6) Subconscious defense of African-American players being falsely criticized to prop Lin up as a false Horatio-Alger hero

It’s hard to speculate exactly which emotion(s) are at play, but I do know that support for yesterday’s decision is not based on basketball logic. Instead, a Larry Brownesque mantra seeped into this Lin affair: it wasn’t enough to resign Lin, but he had to be resigned “the right way”. Once again, Knick wins will be sacrificed for another “teachable moment”.

I think what bothered me most is that I suspect that during the last three days, James Dolan was gaging the wind for mass reaction, and what should have been a universal negative response forcing Dolan’s hand was a mixed one by media and fans. So in that sense, I see the emotional flaws of Dolan, media, and Knicks Fanatics everywhere as one and the same. Dolan didn’t make the final call — WE made it!

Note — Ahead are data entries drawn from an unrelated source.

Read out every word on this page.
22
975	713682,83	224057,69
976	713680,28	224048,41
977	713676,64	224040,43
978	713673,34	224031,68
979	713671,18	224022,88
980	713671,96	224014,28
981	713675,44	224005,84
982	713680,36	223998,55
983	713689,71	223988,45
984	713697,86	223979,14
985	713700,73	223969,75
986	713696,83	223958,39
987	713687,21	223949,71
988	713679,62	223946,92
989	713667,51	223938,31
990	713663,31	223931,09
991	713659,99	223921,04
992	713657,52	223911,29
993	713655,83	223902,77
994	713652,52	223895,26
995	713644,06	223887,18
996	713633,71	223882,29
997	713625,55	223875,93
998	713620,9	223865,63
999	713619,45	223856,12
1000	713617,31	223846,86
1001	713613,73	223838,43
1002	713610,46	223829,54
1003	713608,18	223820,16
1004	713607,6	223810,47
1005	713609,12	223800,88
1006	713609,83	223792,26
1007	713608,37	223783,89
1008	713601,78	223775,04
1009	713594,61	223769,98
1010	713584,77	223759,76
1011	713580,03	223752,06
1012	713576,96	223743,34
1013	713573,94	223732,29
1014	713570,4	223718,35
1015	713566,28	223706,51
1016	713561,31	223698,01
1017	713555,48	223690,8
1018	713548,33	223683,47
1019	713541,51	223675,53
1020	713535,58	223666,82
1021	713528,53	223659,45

If time shows that I am wrong about Lin as a valuable contributor (starter or back-up), I promise to offer an extended apology to all those I may have offended by politely implying that they knew absolutely nothing about life, liberty, and the pursuit of Knick happiness.

But today, in my self-assured and perhaps self-absorbed world, I simply see any Knick fan who disagrees with me as wearing a Miami Heat jersey.

So please forgive me if it takes a little time before it turns back to orange and blue.